We need to set the bar higher, so the base standard is that sex is something that everybody enjoys.  By actively centring sex education on wellbeing and positive sexual experiences, it forms a stronger foundation from which to have the harm-prevention discussion.  In other words, pleasure in sexuality should not be seen as an optional extra in sex education, it should form the basis of it.
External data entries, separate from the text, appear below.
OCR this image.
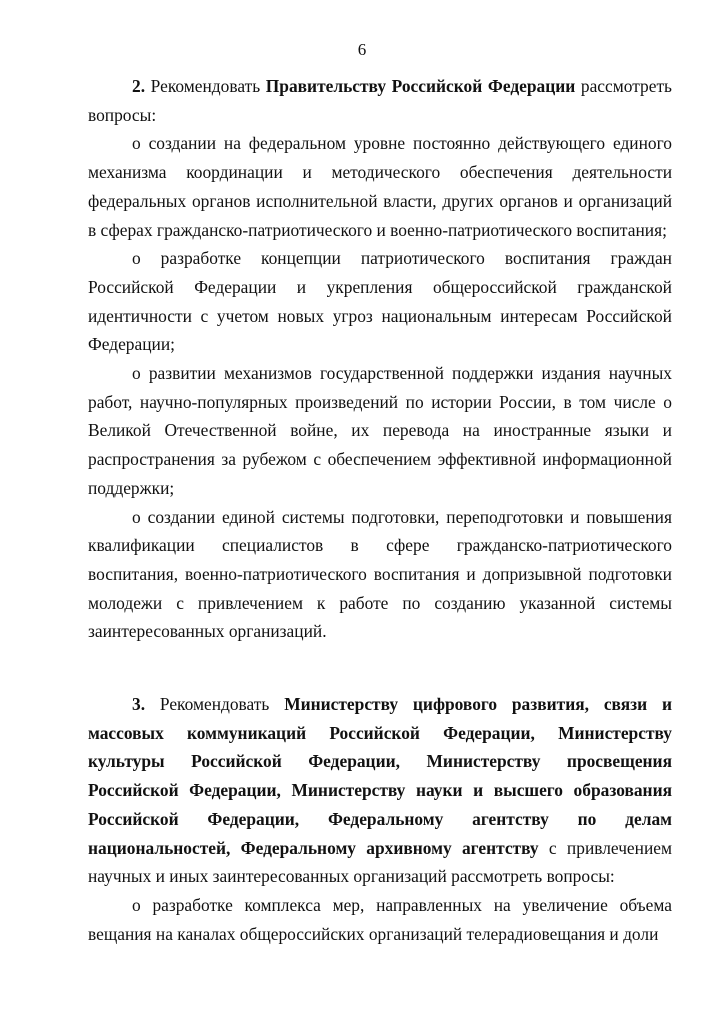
6

2. Рекомендовать Правительству Российской Федерации рассмотреть вопросы:

о создании на федеральном уровне постоянно действующего единого механизма координации и методического обеспечения деятельности федеральных органов исполнительной власти, других органов и организаций в сферах гражданско-патриотического и военно-патриотического воспитания;

о разработке концепции патриотического воспитания граждан Российской Федерации и укрепления общероссийской гражданской идентичности с учетом новых угроз национальным интересам Российской Федерации;

о развитии механизмов государственной поддержки издания научных работ, научно-популярных произведений по истории России, в том числе о Великой Отечественной войне, их перевода на иностранные языки и распространения за рубежом с обеспечением эффективной информационной поддержки;

о создании единой системы подготовки, переподготовки и повышения квалификации специалистов в сфере гражданско-патриотического воспитания, военно-патриотического воспитания и допризывной подготовки молодежи с привлечением к работе по созданию указанной системы заинтересованных организаций.

3. Рекомендовать Министерству цифрового развития, связи и массовых коммуникаций Российской Федерации, Министерству культуры Российской Федерации, Министерству просвещения Российской Федерации, Министерству науки и высшего образования Российской Федерации, Федеральному агентству по делам национальностей, Федеральному архивному агентству с привлечением научных и иных заинтересованных организаций рассмотреть вопросы:

о разработке комплекса мер, направленных на увеличение объема вещания на каналах общероссийских организаций телерадиовещания и доли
Internationally, there are examples of positive sex education that emphasise the importance of enjoyment and wellbeing.  For example, in Germany sexuality education is conceptualised as separate to sexualised violence prevention because there is recognition of a danger in framing discussions about relationships and sex only in terms of harm prevention.  Instead, sex education there seeks to frame relationships and sexual wellbeing in positive terms, which will in itself help protect against negative or harmful sexual experiences.  Sexualised violence prevention education then supplements that baseline focus on sexual wellbeing. 

For many, talking to children and adolescents about sex and sexuality in a positive way seems inappropriate.  For others, these topics are a matter for the home, and the nature of the discussion to be determined by the personal values of the family unit.  But is the protection of young people from negative sexual experiences or sexual harm a matter of personal values? Or is it our duty to safeguard and promote wellbeing for all?

Comprehensive relationships and sex education must set a sex-positive standard, where wellbeing and enjoyment is an expectation.  Beyond the messages themselves, one of the most powerful effects of this kind of education is that it normalises talking about sex.  The benefits of this are obvious: removing barriers to healthy conversation about sex, such as embarrassment or shame, drastically improves young people’s capacity to articulate how they feel, or to say what they do or do not want, in a relationship or a sexual event.

Positive sex, wellbeing and pleasure should not be the ‘other’ sex talk, it should be the sex talk.


Katrina Marson is a criminal lawyer currently working in criminal justice law reform in the ACT.  She is a Churchill Fellow, whose report ‘Ignorance is not Innocence’ outlines her findings of international perspectives, practical experience and insights on the design and implementation of relationships and sex education, and can be found on the Churchill Trust Australia website.